There's an energy revolution happening in the U.S., and it may already be too late to stop it. Recent data from the U.S. Energy Information Administration shows that electricity consumption growth has slowed to a crawl over the past decade, while prices charged by utilities have been rising at a much faster rate.
This cost structure for the entrenched utility industry is being challenged by the growth of new energy options from rooftop solar to community solar that are taking demand off the grid. The more customers who get their energy from elsewhere, the more the grid's infrastructure costs must be spread among a smaller base of customers, the higher utility rates go, and the more attractive those alternatives to the grid become. It's a feedback loop that's at the heart of a downward spiral in the entrenched energy industry.
What the data shows
The chart below shows the overall electricity consumption in the U.S. (left axis) and the cost of that electricity (right axis). You can see that costs are rising much faster than consumption.
To put this data another way, total electricity sales rose 26.2% between 2006 and 2015, while electricity consumption rose just 3.6%. To be fair, that 2.6% compound growth rate in overall electricity costs is only slightly higher than the rate of inflation, so that growth rate isn't so shocking.
There are a number of factors leading to this rising-cost trend. New regulations make running old power-generation plants more expensive; aging infrastructure must be replaced; inflation has generally made running electric systems more expensive since that's what inflation does; and renewable energy mandates have raised utility's costs as well.
But before you blame renewable energy for rising costs, consider this: According to Lazard, wind is the lowest-cost source of new electric power in the U.S. today, and solar isn't far behind. Both are lowering costs rapidly, making them highly competitive even with lower cost fossil fuels. In many ways, renewable energy is now making it cheaper to provide power to the grid.
The world of unintended consequences
If these cost dynamics happened within the monopoly utility model, it wouldn't be a problem for the electric industry. What's changed in the last decade is that customers now have more options than buying from those utilities. So, rising costs are now a problem for utilities.
Companies like SolarCity (SCTY.DL) and SunPower (SPWR -0.41%) are selling energy to homeowners at better rates than the utilities through power purchase agreements. And some homeowners are choosing to buy their solar power systems to save even more money.

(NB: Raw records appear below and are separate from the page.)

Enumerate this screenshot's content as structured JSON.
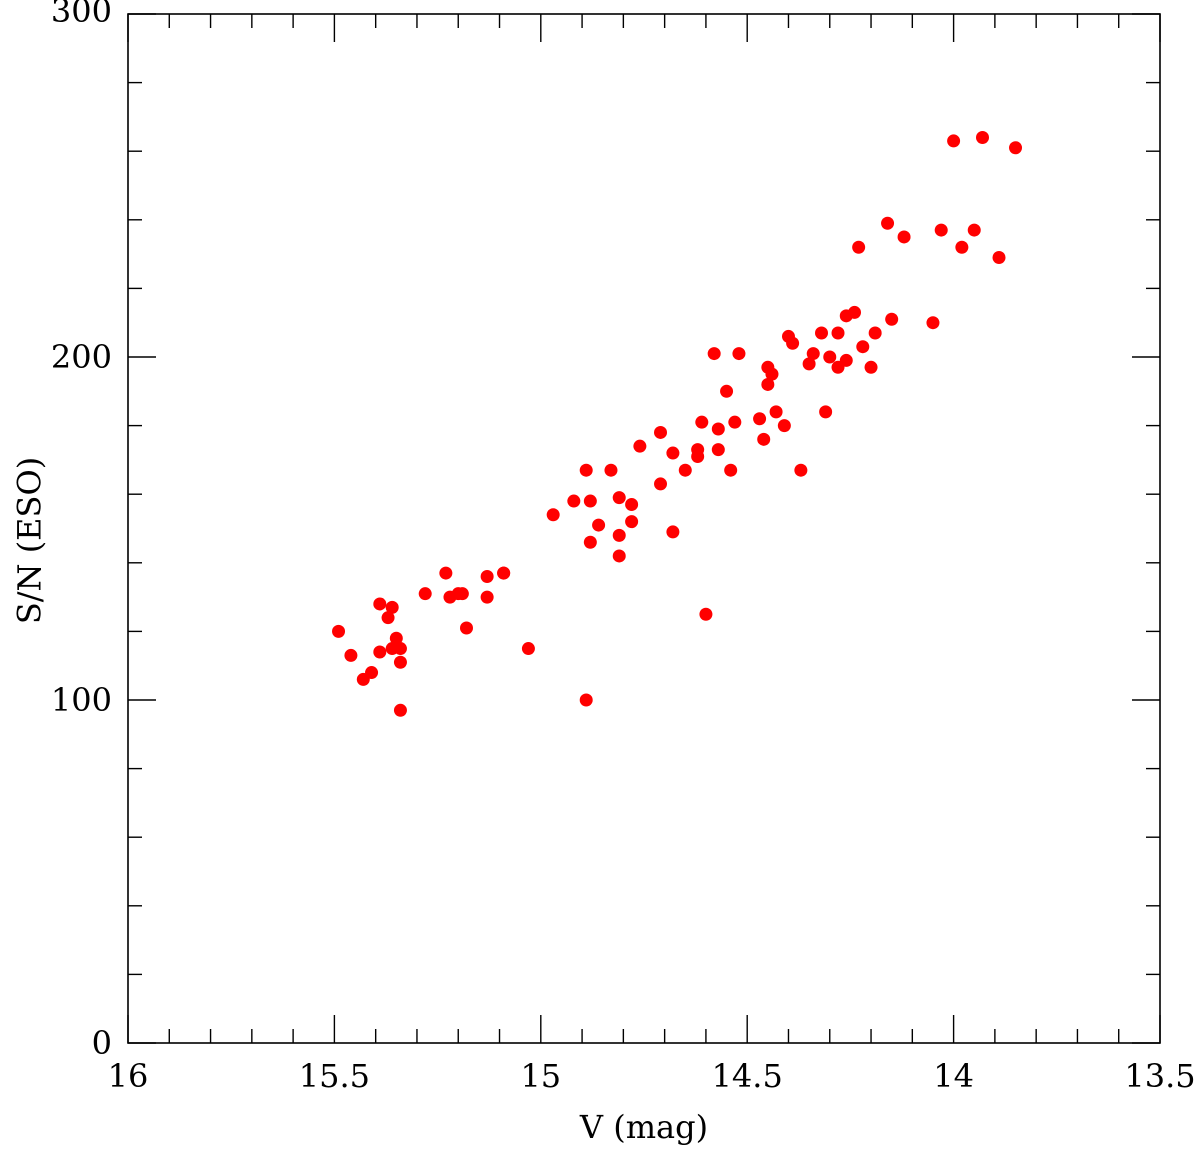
{
  "chart_data": {
    "type": "scatter",
    "xlabel": "V (mag)",
    "ylabel": "S/N (ESO)",
    "xlim": [
      16,
      13.5
    ],
    "ylim": [
      0,
      300
    ],
    "x_ticks": [
      {
        "value": 16,
        "label": "16"
      },
      {
        "value": 15.5,
        "label": "15.5"
      },
      {
        "value": 15,
        "label": "15"
      },
      {
        "value": 14.5,
        "label": "14.5"
      },
      {
        "value": 14,
        "label": "14"
      },
      {
        "value": 13.5,
        "label": "13.5"
      }
    ],
    "x_minor_step": 0.1,
    "y_ticks": [
      {
        "value": 0,
        "label": "0"
      },
      {
        "value": 100,
        "label": "100"
      },
      {
        "value": 200,
        "label": "200"
      },
      {
        "value": 300,
        "label": "300"
      }
    ],
    "y_minor_step": 20,
    "grid": false,
    "marker_color": "#ff0000",
    "points": [
      [
        15.49,
        120
      ],
      [
        15.46,
        113
      ],
      [
        15.43,
        106
      ],
      [
        15.41,
        108
      ],
      [
        15.39,
        114
      ],
      [
        15.39,
        128
      ],
      [
        15.37,
        124
      ],
      [
        15.36,
        127
      ],
      [
        15.36,
        115
      ],
      [
        15.35,
        118
      ],
      [
        15.34,
        111
      ],
      [
        15.34,
        115
      ],
      [
        15.34,
        97
      ],
      [
        15.28,
        131
      ],
      [
        15.23,
        137
      ],
      [
        15.22,
        130
      ],
      [
        15.2,
        131
      ],
      [
        15.19,
        131
      ],
      [
        15.18,
        121
      ],
      [
        15.13,
        130
      ],
      [
        15.13,
        136
      ],
      [
        15.09,
        137
      ],
      [
        15.09,
        137
      ],
      [
        15.03,
        115
      ],
      [
        14.97,
        154
      ],
      [
        14.92,
        158
      ],
      [
        14.89,
        167
      ],
      [
        14.89,
        100
      ],
      [
        14.88,
        158
      ],
      [
        14.88,
        146
      ],
      [
        14.86,
        151
      ],
      [
        14.83,
        167
      ],
      [
        14.81,
        142
      ],
      [
        14.81,
        148
      ],
      [
        14.81,
        159
      ],
      [
        14.78,
        152
      ],
      [
        14.78,
        157
      ],
      [
        14.76,
        174
      ],
      [
        14.71,
        178
      ],
      [
        14.71,
        163
      ],
      [
        14.68,
        172
      ],
      [
        14.68,
        149
      ],
      [
        14.65,
        167
      ],
      [
        14.62,
        171
      ],
      [
        14.62,
        173
      ],
      [
        14.61,
        181
      ],
      [
        14.6,
        125
      ],
      [
        14.58,
        201
      ],
      [
        14.57,
        173
      ],
      [
        14.57,
        179
      ],
      [
        14.55,
        190
      ],
      [
        14.54,
        167
      ],
      [
        14.53,
        181
      ],
      [
        14.52,
        201
      ],
      [
        14.47,
        182
      ],
      [
        14.46,
        176
      ],
      [
        14.45,
        197
      ],
      [
        14.45,
        192
      ],
      [
        14.44,
        195
      ],
      [
        14.43,
        184
      ],
      [
        14.41,
        180
      ],
      [
        14.4,
        206
      ],
      [
        14.39,
        204
      ],
      [
        14.37,
        167
      ],
      [
        14.35,
        198
      ],
      [
        14.34,
        201
      ],
      [
        14.32,
        207
      ],
      [
        14.31,
        184
      ],
      [
        14.3,
        200
      ],
      [
        14.28,
        207
      ],
      [
        14.28,
        197
      ],
      [
        14.26,
        212
      ],
      [
        14.26,
        199
      ],
      [
        14.24,
        213
      ],
      [
        14.23,
        232
      ],
      [
        14.22,
        203
      ],
      [
        14.2,
        197
      ],
      [
        14.19,
        207
      ],
      [
        14.16,
        239
      ],
      [
        14.15,
        211
      ],
      [
        14.12,
        235
      ],
      [
        14.05,
        210
      ],
      [
        14.03,
        237
      ],
      [
        14.0,
        263
      ],
      [
        13.98,
        232
      ],
      [
        13.95,
        237
      ],
      [
        13.93,
        264
      ],
      [
        13.89,
        229
      ],
      [
        13.85,
        261
      ]
    ]
  }
}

If costs for electricity rise far enough, home energy storage systems will become a viable option for consumers. That's why Tesla Motors (TSLA 0.13%) rolled out its Powerwall, a 6.4 kWh battery for homes and businesses that's ideal for storing solar power, and why customers in some markets are starting to look at it seriously. We're seeing a growing trend for storage in homes take shape in Hawaii, where electricity rates can exceed $0.30 per kWh and utilities recently pushed through a change to net metering that only pays homeowners about half of that rate for electricity they export to the grid. With that wide a gap between rates they must pay and the rates at which they can sell, why not just store the energy created during the day and use it at night?
Add it all up, and the entrenched energy industry may no longer be as stable as it's been for the last century.
This could happen in oil, too
What could be even more disruptive in the energy industry is both rising costs and increasing innovation in transportation leading to a paradigm shift there. If you look beyond oil prices today, it's becoming more costly long-term to extract a barrel of oil from the ground. Meanwhile, battery and fuel cell costs are coming down rapidly, creating the first viable competition for the combustion engine in a century.
Unless those trends reverse course, we could see a further shift to new technologies in transportation. In fact, that trend may have already begun, if Tesla's success and the number of rival EVs coming to market are any indication.
Don't be on the wrong side of the energy future
Energy stocks have been as close as investors could get to a "sure thing" for decades. Utilities had monopolies with guaranteed returns, and oil and gas companies could be assured of steadily increasing demand for their scarce resources.
But the past few years have demonstrated a shift in the direction our energy future is heading. Wind, solar, energy storage, hydrogen, and other technologies are starting to make major inroads, and they're all cutting costs for consumers rapidly. That changes where energy investments are headed, and you don't want to be on the wrong side of the industry's trends. Just ask a coal investor how that works out.